Between the locally-acquired and travel-related cases, 70 pregnant women in Florida have tested positive for the virus, as NBC News reported. Nationwide, 584 women have shown lab evidence of a possible Zika infection.

But even if you’re not motivated by an altruistic concern for pregnant women, there are still plenty of reasons to be cautious about acquiring Zika.

A recent animal study in Cell Stem Cell found that Zika could potentially damage not just fetal brains but adult brain cells, too.
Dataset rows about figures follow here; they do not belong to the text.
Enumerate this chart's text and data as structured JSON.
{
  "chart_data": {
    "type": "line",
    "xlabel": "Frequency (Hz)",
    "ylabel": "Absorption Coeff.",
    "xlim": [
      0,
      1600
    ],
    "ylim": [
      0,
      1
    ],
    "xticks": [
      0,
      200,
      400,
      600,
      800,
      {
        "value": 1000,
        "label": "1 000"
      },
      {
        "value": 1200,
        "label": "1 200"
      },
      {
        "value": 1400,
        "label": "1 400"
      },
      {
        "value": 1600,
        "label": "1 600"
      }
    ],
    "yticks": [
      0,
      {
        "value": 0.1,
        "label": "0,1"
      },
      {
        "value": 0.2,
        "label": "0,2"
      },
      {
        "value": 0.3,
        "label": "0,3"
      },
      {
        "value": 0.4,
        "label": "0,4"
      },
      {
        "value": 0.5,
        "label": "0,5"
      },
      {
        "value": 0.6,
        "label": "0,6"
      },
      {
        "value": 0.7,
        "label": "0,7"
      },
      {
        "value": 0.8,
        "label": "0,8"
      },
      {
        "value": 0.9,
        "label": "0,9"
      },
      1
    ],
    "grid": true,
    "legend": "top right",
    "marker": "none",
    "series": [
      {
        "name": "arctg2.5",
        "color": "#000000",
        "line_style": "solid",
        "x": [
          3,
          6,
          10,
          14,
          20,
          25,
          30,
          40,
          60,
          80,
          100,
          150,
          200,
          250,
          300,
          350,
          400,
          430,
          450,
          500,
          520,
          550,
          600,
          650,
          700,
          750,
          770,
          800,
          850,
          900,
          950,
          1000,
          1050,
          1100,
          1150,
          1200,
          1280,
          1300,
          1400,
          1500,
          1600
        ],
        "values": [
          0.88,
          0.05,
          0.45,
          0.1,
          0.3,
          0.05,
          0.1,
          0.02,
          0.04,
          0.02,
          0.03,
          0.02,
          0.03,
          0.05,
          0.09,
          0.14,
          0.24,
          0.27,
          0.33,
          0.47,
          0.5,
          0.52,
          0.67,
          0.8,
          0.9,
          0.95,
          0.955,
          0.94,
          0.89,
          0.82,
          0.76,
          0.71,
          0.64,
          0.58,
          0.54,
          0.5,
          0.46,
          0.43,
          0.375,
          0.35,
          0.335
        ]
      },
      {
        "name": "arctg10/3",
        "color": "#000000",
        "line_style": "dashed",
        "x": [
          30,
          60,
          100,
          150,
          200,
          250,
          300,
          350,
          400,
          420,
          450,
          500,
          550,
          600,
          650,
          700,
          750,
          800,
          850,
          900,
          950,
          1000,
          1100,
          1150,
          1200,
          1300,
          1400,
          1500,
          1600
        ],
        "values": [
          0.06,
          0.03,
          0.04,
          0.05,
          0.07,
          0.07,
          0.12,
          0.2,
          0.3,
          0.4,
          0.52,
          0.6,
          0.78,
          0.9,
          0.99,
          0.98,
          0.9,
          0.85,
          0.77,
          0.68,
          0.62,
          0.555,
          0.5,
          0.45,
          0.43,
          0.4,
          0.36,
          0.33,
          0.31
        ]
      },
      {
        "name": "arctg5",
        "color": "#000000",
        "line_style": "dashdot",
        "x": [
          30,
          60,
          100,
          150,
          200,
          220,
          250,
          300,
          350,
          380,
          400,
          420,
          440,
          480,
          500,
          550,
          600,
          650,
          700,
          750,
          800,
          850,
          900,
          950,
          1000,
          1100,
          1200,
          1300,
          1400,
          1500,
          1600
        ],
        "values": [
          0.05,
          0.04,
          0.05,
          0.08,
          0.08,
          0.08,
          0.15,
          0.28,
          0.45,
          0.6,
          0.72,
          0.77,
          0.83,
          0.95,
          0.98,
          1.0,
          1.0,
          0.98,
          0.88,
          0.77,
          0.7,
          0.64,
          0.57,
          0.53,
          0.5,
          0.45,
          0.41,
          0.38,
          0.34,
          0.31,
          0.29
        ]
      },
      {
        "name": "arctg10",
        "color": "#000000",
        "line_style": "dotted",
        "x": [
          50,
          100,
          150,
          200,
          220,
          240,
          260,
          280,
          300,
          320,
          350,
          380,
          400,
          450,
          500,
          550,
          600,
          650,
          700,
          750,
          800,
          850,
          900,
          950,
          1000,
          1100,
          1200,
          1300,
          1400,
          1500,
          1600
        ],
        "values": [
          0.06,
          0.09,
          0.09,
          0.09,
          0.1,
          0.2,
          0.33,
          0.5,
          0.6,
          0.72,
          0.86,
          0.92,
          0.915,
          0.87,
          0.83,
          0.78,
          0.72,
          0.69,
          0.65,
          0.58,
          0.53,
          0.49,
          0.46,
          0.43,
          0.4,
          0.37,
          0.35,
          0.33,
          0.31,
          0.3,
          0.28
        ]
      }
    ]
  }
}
And as the CDC notes, several countries with Zika outbreaks “have [also] reported increases in people who have Guillain-Barré syndrome (GBS),” an autoimmune disorder. The CDC believes that GBS is “strongly associated with Zika” even though the overall risk of acquiring GBS is low.

In short: We’ve only just begun to understand the range of the Zika’s possible effects.

“It wouldn’t surprise me if there are a number of dramatic sequelae from contracting this disease that we really don’t know yet,” said Conlon. “This is a new epidemiological phenomenon worldwide.”

Up to this point, active transmission still seems to be contained to Miami Beach and the Wynwood neighborhood. But despite aggressive spraying in those areas, the general public is still responsible for curbing the spread of Zika.

As Dr. Duane Gubler, a leading expert on tropical infectious diseases, recently told the Center for Infectious Disease Research and Policy, “The [Aedes aegypti] mosquito lives in closets, inside garbage, indoors. Those conditions are less than ideal for mass spraying campaigns.”

In outdoor areas like backyards, Aedes aegypti mosquitoes can breed in artificial containers as large as dumpsters or as small as bottle caps—even small metallic bottle caps like the one Conlon once found holding five Aedes aegypti larvae in a backyard in Paramaribo, the capital city of Suriname. Spraying can kill the mosquitoes but only draining containers will stop them from breeding altogether.

“You can’t expect mosquito control or the public authorities to stop this disease in its tracks if the populace isn’t willing to become part of the solution rather than part of the problem,” said Conlon.

Other mosquito experts have echoed his emphasis on social responsibility in the face of Zika. Most memorably, Dr. Grayson Brown, a University of Kentucky entomologist, told the Washington Times: “You have to make it socially unacceptable to have mosquitoes, the way you make it socially unacceptable to drive drunk.”

For anyone who wants to be “part of the solution,” as Conlon puts it, there is a tried-and-true formula to prevent mosquito-borne illnesses: drain, dress, and defend. That means getting rid of standing water, wearing loose-fitting clothing that covers your entire body, and using an EPA-registered insect repellent.

“If you’ve done those three things,” said Conlon, “then you’ve done about as much as you possibly can to keep from getting the virus.”

And, just as importantly, to keep others from getting it.